I've been trying to solve this question, with no luck so far:
Let $X$ be a real linear space, and $\{\|\cdot \|_i\}_{i=1}^{n}$ family of norms on $X$. Let $f$ be a linear functional on $X$ such that for every $x\in X$: $f(x)\leq \max \|x\|_i$.
Prove that there are $t_1,...,t_n\geq0$ such that $\sum t_i=1$ and for every $x\in X$: $f(x)\leq\sum t_i \|x\|_i$.
I've been told that the best way to look at this questions is by separating $A=\mathop{\rm conv}\{(\|x\|_1-f(x),\ldots,\|x\|_n-f(x)):x\in X\}\subset \mathbb R^n$ with some other set.
It didn't do me much good to try this my own. My observations are that $A$ is obviously convex, and every point in $\{(\|x\|_1-f(x),\ldots,\|x|\|_n-f(x)):x\in X\}\$$ has at least one non-negative coordinate. $A$ isn't necessarily closed since $f$ isn't necessarily bounded with one specific norm (therefore not continuous), nor is opened. Don't know what separation theorem would do, and more than that - even if I could separate, all I'd get is $\varphi(A)\geq \gamma \geq \varphi(B)$ which would give me information about $\varphi(a)$ and not on $f$.
I thought it might be possible to prove that every point in a has at least one non-negative coordinate (is this even true?) and seperate from $\{(b_1,...,b_n):\forall i\:: b_i<0\}$
I'd love some tips/hints/guide/any thoughts actually.
Thanks a lot!
Feel free to read chunks of this answer until it gives you some new idea, then try to proceed on your own.

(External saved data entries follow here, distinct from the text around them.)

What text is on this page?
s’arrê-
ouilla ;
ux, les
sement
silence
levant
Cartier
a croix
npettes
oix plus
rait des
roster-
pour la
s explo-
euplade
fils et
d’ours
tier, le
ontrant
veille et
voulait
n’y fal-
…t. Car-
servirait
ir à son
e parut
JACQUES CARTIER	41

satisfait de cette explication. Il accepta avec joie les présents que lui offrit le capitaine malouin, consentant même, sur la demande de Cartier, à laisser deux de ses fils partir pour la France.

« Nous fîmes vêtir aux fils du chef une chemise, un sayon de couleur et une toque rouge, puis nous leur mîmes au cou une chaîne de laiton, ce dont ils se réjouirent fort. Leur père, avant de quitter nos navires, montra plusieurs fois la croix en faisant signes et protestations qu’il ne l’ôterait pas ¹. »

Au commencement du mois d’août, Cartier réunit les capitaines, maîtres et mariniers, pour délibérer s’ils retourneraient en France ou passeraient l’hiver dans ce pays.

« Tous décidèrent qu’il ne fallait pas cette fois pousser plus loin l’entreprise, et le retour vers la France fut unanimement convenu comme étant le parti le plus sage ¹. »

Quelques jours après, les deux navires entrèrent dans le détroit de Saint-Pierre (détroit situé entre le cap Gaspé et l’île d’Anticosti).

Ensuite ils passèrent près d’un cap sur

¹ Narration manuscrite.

Notice that the thesis is the existence of $t_1,\dots,t_n\ge 0$ with $\sum t_i=1$ and such that $\sum t_i(\|x\|_i-f(x))\ge 0$.
Your idea of choosing $B:=\{(b_1,\dots,b_n):\forall i\ b_i<0\}$ is good: now $A$ and $B$ are two convex sets and if you can find a nontrivial functional $\phi$ which separates them (which means $\phi(a)\ge\phi(b)$ for any $a\in A$, $b\in B$) then you are done.
In fact, any nontrivial functional $\phi:\mathbb{R}^n\to\mathbb{R}$ has the form $\phi(x)=\sum_{i=1}^n t_i x_i$ (where not all the $t_i$'s are $0$), so in your case, since $0\in\overline{B}$, you get $\sum t_i(\|x\|_i-f(x))=\phi(a)\ge\phi(0)=0$ (where we have chosen $a:=(\|x\|_i-f(x))_i\in A$).
Moreover, for any $i$, the vector $b:=(0,\dots,0,-1,0,\dots,0)$ having $-1$ as the $i$-th coordinate lies in $\overline{B}$, while $0\in A$ (just choose $x=0$!); thus $-t_i=\phi(b)\le\phi(0)=0$ and you obtain $t_i\ge 0$. Finally by rescaling your functional by a positive constant you may suppose $\sum t_i=1$ and the property $\forall x\ \sum t_i(\|x\|_i-f(x))\ge 0$ is obviously still true (it is invariant under rescaling), so you are finished!
We are left to check the existence of a nontrivial functional $\phi$: here Hahn-Banach is your friend. You can verify the so-called first geometric form (separation of an open convex set from a convex set): $B$ is open and convex, while $A$ is convex. If we show that $A\cap B=\emptyset$, then all the hypotheses of this form of Hahn-Banach are satisfied and we are done.
Notice that we have not yet used the fact that $\|\cdot\|_i$ are norms. Suppose $y\in A\cap B$: as $y\in A$ there exist $\lambda_1,\dots,\lambda_m\ge 0$ such that $\sum_{j=1}^m \lambda_j=1$ and some $x_1,\dots,x_m\in X$ such that $y=\sum_{j=1}^m\lambda_j(\|x_j\|_i-f(x_j))_{i=1}^n$.
(By $(\|x_j\|_i-f(x_j))_{i=1}^n$ I mean the vector $(\|x_j\|_1-f(x_j),\dots,\|x_j\|_n-f(x_j))$ ).
So componentwise we have $$\forall i\ \sum_{j=1}^m\lambda_j(\|x_j\|_i-f(x_j))=y_i<0$$ (since $y\in B$). So $$\forall i\ f(\sum \lambda_j x_j)=\sum \lambda_j f(x_j)>\sum\lambda_j\|x_j\|_i\ge\|\sum \lambda_j x_j\|_i$$ (the last inequality comes from the properties of a norm) and if we put $x:=\sum \lambda_j x_j$ this chain of inequalities gives $\forall i\ f(x)>\|x\|_i$, which contradicts the hypothesis $f(x)\le\max\|x\|_i$. This contradiction proves that $A\cap B=\emptyset$.